Claudia Kessler (CK) et Esther Oester (EO): Merci pour cet aperçu très impressionnant du projet Bien manger à petit prix consacré aux seniors. Nous vous souhaitons, ainsi qu’à votre équipe, beaucoup de succès pour qu’un jour toute la population de votre canton et au-delà puisse avoir accès à ces ateliers. Quelle meilleure façon de terminer que de laisser la parole aux participant·e·s, qui sont toujours prêt·e·s à apprendre de nouvelles choses à leur âge en matière d’alimentation.

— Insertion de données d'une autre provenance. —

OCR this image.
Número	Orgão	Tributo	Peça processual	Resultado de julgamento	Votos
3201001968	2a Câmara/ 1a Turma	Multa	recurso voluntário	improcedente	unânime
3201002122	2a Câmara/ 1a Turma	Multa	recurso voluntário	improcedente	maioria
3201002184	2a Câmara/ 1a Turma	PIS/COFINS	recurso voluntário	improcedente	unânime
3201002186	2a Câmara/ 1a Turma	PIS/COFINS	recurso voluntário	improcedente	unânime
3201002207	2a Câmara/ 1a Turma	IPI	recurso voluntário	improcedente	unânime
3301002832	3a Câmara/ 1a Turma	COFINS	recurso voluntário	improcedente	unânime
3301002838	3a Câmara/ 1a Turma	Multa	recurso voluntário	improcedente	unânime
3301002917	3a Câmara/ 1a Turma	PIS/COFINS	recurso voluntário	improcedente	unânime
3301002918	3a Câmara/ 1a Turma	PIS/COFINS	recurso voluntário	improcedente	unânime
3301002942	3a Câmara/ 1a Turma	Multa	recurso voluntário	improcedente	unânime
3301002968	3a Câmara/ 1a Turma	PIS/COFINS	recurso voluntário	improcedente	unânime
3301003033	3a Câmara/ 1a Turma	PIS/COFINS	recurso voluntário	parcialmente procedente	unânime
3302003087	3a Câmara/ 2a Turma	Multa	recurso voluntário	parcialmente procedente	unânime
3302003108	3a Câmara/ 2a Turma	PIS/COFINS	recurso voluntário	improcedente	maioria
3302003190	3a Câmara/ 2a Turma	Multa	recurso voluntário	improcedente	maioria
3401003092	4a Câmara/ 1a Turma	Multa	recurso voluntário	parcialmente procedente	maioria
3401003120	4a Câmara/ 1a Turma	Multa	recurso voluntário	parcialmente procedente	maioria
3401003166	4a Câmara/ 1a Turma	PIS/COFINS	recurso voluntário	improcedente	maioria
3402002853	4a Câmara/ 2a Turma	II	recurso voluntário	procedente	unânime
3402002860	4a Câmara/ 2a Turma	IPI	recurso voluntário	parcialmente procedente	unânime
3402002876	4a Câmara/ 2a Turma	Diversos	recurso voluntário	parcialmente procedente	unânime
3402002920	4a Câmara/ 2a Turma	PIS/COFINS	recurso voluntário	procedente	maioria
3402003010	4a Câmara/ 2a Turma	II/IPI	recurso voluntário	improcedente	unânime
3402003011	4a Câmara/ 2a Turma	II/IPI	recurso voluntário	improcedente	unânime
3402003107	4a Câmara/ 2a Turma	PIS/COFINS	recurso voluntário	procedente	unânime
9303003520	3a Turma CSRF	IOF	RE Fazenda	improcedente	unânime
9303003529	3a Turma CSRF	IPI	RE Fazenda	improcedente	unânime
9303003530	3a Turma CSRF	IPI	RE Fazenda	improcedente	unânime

«Il y a des idées à retenir. Mais il faut s’armer de courage, car seul, on a tendance à toujours faire les mêmes plats.[2]»

Les personnes qui ont réalisé cet entretien:

Laurence Margot, est responsable du projet Bien manger à petit prix consacré aux seniors pour la FRC Vaud. Elle est diététicienne de profession (BSc, MAS-UNIL,) et dispose d’une longue expérience dans le domaine de la promotion de la santé et de la prévention. Elle est membre du comité de la FRC Vaud et de la Commission alimentation de l’association. Elle s’engage au niveau cantonal avec de nombreux partenaires pour une alimentation équilibrée et savoureuse chez les plus de 65 ans.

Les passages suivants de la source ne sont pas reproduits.